Several area agencies have programs aimed at heading off contemplation of such decisions.
"We never turn anyone away," said Lori Blythe, American Red Cross administrative assistant in Joplin. "We stick with them until they get the help they need."
The Red Cross' Project Help is designed to help residents older than 55 or those drawing disability compensation who are facing a utility disconnection because they cannot afford to pay the bill.
Blythe said people on fixed incomes are having trouble paying their bills because they have no way to generate additional income.
"We have seen a dramatic increase in the number of people needing assistance," she said.
Project Help is funded in part by contributions from Empire District Electric Co. customers who donate $1 toward the program when paying their monthly electric bills. Blythe said more donations are needed to help the growing number of recipients.

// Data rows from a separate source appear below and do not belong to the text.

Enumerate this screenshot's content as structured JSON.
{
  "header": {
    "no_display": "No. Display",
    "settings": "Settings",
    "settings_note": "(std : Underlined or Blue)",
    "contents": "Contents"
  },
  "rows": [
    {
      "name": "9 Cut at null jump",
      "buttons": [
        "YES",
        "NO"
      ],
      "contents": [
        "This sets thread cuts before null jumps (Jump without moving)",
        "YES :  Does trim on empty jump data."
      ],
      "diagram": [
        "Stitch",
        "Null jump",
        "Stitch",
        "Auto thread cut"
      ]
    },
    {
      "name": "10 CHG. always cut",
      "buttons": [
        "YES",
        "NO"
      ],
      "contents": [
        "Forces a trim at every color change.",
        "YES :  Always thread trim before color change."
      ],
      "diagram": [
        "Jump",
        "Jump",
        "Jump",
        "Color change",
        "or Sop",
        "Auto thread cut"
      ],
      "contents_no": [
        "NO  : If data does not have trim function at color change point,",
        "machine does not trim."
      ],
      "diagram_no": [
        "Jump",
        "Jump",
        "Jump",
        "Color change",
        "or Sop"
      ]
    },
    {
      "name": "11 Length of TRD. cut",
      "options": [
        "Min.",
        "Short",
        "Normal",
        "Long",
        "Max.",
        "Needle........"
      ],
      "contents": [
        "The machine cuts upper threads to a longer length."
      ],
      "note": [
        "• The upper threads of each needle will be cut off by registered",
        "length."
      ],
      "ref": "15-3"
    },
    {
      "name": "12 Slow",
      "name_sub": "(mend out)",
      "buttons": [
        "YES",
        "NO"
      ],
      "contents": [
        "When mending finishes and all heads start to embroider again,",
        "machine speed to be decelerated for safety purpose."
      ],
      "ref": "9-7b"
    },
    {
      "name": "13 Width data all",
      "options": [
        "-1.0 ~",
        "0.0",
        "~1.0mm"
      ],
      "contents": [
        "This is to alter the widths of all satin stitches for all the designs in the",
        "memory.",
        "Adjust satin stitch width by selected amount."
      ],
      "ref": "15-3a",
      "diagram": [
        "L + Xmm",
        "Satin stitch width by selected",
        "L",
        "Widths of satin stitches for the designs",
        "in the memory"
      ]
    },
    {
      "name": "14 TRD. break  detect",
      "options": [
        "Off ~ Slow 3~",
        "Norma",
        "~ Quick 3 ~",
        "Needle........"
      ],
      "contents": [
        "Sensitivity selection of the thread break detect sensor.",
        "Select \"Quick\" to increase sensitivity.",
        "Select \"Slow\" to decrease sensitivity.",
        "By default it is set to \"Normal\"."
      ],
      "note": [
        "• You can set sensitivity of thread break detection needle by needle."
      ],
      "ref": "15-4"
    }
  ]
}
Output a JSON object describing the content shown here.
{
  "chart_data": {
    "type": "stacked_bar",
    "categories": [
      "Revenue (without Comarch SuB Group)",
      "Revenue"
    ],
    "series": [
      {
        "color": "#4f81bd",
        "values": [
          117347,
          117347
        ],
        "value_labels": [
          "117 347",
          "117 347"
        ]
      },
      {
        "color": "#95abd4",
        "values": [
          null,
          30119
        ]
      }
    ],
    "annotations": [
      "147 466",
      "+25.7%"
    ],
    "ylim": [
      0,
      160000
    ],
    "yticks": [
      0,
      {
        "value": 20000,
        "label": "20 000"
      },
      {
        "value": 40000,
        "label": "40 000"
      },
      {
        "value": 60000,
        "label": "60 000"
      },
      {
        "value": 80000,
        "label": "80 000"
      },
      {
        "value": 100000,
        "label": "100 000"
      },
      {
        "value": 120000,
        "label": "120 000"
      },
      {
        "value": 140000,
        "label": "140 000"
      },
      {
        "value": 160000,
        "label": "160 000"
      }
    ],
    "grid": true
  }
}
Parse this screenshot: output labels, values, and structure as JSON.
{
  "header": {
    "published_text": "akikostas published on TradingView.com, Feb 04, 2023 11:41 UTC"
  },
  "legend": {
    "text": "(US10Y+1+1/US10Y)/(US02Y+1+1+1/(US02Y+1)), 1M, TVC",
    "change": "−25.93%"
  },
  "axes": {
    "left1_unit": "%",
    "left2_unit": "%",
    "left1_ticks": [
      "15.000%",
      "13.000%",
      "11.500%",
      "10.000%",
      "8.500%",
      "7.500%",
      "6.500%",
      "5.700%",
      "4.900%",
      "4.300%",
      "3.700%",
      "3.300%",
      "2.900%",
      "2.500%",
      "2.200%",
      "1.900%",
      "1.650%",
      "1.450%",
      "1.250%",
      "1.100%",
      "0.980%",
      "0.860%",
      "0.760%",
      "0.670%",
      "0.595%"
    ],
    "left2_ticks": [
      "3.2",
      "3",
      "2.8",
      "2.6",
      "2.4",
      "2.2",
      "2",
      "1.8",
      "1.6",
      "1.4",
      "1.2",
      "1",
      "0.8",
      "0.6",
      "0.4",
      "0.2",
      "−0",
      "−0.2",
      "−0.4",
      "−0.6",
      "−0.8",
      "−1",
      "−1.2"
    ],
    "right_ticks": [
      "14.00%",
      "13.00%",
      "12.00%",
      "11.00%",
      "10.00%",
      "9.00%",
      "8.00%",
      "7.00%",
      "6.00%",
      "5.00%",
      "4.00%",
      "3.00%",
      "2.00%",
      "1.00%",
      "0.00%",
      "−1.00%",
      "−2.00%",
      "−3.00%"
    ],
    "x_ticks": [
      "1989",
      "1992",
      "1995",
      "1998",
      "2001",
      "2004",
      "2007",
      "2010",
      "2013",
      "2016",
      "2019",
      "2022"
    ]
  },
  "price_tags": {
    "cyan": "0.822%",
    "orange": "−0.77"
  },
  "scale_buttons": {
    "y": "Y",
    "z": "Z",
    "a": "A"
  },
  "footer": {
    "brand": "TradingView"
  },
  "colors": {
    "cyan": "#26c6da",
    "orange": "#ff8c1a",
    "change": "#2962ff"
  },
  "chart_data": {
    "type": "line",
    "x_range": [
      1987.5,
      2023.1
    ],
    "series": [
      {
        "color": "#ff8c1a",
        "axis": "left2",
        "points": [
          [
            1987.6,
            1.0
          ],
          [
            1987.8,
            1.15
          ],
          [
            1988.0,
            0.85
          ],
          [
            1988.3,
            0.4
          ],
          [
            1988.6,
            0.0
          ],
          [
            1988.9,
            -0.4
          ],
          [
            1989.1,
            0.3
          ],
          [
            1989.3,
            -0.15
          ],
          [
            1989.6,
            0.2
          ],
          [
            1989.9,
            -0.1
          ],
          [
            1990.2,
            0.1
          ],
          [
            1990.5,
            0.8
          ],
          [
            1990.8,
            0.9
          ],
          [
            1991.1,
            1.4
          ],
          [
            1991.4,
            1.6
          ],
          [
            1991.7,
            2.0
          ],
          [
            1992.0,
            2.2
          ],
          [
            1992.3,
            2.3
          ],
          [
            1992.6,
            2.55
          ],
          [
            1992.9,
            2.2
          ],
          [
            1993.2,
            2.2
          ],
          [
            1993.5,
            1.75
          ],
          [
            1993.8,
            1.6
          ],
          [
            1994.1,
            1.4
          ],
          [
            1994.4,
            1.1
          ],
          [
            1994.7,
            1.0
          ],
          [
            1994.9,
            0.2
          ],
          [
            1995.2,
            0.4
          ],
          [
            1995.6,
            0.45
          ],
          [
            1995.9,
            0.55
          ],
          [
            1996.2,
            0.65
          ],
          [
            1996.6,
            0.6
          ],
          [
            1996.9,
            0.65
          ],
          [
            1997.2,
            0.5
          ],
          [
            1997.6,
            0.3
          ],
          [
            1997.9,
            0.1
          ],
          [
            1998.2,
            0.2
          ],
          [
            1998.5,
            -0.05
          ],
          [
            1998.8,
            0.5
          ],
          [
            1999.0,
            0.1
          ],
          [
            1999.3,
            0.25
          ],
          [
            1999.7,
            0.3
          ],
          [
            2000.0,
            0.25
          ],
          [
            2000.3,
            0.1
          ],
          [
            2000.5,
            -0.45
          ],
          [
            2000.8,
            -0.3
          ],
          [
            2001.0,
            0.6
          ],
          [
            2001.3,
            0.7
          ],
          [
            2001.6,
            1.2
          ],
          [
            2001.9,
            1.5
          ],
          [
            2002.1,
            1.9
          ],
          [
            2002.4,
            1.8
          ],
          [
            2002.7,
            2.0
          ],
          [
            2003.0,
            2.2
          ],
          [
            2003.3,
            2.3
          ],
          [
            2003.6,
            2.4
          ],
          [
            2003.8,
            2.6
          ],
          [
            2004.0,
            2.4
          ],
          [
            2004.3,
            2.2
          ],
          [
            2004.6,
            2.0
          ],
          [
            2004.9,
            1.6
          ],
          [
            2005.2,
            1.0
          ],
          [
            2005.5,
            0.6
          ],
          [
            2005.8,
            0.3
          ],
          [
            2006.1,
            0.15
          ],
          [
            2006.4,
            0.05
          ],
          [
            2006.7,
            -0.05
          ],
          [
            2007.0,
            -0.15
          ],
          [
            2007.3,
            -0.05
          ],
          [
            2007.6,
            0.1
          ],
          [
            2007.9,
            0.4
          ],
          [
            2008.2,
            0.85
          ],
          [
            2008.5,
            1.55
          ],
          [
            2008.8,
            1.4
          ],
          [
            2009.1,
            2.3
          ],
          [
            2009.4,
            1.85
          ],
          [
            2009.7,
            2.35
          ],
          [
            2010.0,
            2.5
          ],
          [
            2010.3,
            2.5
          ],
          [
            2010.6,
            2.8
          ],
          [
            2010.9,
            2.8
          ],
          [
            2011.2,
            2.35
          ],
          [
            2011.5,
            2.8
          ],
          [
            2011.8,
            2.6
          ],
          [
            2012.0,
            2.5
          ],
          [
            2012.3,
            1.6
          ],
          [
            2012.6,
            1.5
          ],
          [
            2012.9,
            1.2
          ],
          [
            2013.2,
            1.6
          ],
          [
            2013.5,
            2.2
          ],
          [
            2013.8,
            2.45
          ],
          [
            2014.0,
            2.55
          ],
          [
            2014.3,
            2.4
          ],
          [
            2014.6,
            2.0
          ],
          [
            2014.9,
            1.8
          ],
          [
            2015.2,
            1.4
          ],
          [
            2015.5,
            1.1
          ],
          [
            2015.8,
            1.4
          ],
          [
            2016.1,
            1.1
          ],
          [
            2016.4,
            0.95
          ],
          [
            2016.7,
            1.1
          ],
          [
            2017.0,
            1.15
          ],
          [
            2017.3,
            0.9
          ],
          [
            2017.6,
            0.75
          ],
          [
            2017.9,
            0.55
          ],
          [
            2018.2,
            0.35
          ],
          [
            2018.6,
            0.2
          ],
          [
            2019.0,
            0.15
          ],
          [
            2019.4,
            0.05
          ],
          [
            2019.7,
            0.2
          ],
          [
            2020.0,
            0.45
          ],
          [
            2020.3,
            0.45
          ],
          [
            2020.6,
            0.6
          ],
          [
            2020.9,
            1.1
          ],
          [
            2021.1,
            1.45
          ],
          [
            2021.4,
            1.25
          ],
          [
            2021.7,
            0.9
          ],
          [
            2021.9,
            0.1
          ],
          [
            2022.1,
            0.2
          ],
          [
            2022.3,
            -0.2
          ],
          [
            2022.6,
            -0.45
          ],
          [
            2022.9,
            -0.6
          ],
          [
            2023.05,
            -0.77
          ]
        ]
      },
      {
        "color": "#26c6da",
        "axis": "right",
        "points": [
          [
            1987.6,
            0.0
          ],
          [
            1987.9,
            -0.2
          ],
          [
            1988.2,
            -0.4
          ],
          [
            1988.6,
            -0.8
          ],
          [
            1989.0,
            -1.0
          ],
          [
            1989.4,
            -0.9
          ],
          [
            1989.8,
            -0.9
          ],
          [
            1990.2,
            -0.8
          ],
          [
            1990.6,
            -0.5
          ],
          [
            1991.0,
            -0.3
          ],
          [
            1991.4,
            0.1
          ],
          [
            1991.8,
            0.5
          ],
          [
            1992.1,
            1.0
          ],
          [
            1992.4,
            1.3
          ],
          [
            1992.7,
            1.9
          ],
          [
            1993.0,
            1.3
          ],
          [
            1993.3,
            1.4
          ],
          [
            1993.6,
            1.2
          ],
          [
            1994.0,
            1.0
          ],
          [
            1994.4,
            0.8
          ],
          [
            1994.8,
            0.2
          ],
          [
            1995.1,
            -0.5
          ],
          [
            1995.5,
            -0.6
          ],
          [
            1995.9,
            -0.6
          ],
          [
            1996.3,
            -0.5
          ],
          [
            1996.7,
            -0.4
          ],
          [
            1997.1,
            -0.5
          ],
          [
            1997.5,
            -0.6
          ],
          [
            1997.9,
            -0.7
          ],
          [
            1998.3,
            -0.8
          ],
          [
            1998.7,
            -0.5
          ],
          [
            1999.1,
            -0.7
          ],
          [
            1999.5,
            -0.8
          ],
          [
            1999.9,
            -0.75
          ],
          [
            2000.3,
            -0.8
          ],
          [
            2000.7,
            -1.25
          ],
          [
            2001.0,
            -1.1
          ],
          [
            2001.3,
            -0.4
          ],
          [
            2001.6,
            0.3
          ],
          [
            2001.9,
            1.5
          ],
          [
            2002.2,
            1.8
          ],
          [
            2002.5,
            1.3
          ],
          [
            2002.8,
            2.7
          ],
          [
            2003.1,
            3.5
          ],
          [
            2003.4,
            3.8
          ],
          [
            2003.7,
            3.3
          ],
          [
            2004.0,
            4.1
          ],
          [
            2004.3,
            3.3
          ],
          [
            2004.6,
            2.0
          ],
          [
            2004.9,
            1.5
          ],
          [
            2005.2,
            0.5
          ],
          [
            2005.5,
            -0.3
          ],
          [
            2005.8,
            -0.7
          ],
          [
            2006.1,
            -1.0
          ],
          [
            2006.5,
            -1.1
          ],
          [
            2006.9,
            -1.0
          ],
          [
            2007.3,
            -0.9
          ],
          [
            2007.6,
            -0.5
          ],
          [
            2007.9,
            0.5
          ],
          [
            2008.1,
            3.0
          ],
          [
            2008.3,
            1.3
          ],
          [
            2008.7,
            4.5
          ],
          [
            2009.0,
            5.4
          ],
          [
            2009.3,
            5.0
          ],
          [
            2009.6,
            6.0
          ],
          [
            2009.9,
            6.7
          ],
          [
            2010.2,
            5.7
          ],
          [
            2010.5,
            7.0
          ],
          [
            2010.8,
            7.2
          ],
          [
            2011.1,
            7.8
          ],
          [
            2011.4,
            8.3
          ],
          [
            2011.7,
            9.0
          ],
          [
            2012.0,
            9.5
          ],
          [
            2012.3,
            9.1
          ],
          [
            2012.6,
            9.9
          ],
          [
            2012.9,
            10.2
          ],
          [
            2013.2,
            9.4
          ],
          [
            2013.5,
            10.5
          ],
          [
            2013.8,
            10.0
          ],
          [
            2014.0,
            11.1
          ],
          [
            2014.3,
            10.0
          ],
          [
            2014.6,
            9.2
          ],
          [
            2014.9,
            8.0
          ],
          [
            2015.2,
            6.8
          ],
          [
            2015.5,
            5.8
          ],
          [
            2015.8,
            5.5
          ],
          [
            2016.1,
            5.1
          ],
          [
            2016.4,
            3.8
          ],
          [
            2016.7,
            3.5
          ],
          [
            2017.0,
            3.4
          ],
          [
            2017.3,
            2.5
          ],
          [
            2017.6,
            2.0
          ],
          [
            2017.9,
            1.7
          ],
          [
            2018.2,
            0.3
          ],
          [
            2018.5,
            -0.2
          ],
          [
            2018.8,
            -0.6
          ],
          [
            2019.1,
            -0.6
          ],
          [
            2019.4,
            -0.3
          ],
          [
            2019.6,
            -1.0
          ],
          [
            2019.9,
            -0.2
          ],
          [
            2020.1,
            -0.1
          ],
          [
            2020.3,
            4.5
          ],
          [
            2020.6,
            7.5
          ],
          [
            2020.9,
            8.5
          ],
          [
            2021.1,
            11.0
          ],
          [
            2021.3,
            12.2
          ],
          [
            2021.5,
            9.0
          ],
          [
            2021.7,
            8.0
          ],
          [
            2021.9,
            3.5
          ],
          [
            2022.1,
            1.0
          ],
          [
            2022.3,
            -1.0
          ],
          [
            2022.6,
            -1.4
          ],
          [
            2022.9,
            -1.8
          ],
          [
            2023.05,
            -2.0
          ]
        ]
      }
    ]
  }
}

Applicants can receive up to $150 every six months, she said.
The Economic Security Corp., a community-action agency based in Joplin, offers a variety of programs year-round to help low-income, elderly and disabled residents keep their utility services on, said Tammy Walker, director of community development for the corporation.
"I anticipate with all of the rate increases, the people affected the most will be the elderly," Walker said. "What are they going to do to make more money?"
Walker said the agency is fortunate to receive more federal money this year - $800,000 - for the summer utility-assistance program that started June 5.
"We'll use it all," she said. "Last summer, we were only able to run a couple of months."
Through the agency's Energy Crisis Intervention Program, qualified residents with a shut-off notice can have up to $300 paid on their electric bill.